El periodista y relator deportivo Marcelo Araujo falleció este lunes a los 78 años. Sus histriónicos relatos y su recordado programa Fútbol de Primera junto a su compañero Enrique Macaya Márquez marcaron a generaciones de hinchas. El ámbito futbolístico y de los medios de comunicación se enlutan con su partida.

Con un estilo apasionado, frases que quedaron en la memoria colectiva y una presencia central en las transmisiones durante más de tres décadas, Araujo fue una de las voces más reconocibles del relato futbolístico del país.

Durante los años noventa y principios de los 2000 se convirtió en el relator más popular de la TV abierta, especialmente a través de su trabajo en el programa Fútbol de Primera, que durante décadas concentró los resúmenes del campeonato argentino. Desde allí narró innumerables partidos del torneo local y también encuentros de la selección argentina, consolidando un estilo enfático y emocional que marcó a generaciones de televidentes.

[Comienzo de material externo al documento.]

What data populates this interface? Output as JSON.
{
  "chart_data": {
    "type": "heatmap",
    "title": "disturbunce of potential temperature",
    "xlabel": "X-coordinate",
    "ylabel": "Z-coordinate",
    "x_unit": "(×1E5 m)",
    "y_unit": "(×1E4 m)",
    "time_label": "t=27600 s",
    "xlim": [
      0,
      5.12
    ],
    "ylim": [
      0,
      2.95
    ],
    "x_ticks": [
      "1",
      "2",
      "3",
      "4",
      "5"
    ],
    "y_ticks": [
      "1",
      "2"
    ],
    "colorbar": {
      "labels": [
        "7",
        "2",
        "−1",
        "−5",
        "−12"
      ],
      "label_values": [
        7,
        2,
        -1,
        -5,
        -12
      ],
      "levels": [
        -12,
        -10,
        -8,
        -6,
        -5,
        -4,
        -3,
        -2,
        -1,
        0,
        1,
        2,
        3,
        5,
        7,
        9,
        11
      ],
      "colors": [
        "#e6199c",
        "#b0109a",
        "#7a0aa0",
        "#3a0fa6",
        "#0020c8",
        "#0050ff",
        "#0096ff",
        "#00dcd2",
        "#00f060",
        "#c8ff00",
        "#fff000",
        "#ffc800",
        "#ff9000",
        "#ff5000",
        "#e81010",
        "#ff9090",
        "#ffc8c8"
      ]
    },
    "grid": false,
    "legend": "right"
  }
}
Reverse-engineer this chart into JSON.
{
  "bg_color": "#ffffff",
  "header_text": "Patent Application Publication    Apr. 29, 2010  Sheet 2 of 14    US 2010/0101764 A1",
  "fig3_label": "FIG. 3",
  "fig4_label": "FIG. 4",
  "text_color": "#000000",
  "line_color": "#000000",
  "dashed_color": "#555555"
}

Nacido como Lázaro Jaime Zilberman el 28 de julio de 1946, se rebautizó Marcelo Araujo y comenzó su carrera en radio, pero alcanzó su mayor reconocimiento en televisión. Su voz se volvió inseparable de grandes momentos del fútbol argentino y de los mundiales, especialmente durante su etapa en Telefe y más tarde en Canal 13, donde encabezó transmisiones deportivas de enorme audiencia.

Entre los hitos de su carrera se destacan las transmisiones de los mundiales y de las campañas de la selección argentina, incluida la consagración en el Copa Mundial de la FIFA 1986 y la final de la Copa Mundial de la FIFA 1990, torneos que consolidaron la relación emocional entre los relatos televisivos y el público argentino. Con el paso de los años, su forma de narrar —con silencios dramáticos, gritos prolongados de gol y comentarios cargados de entusiasmo— se transformó en una marca registrada.

Araujo también fue una figura clave en la etapa de transmisiones del programa estatal Fútbol para Todos. Allí volvió a tener un rol protagónico como relator de encuentros del campeonato local.

Su estilo dividía opiniones, pero pocos discutían su influencia. Para muchos, Araujo encarnó una forma de relatar más teatral y emotiva, con frases recordadas por los hinchas y una intensidad que acompañaba el clima de los grandes partidos.

Con su muerte se va una de las voces más emblemáticas del fútbol televisado en Argentina, protagonista de una época en la que el relato deportivo se convirtió en parte central del espectáculo futbolístico.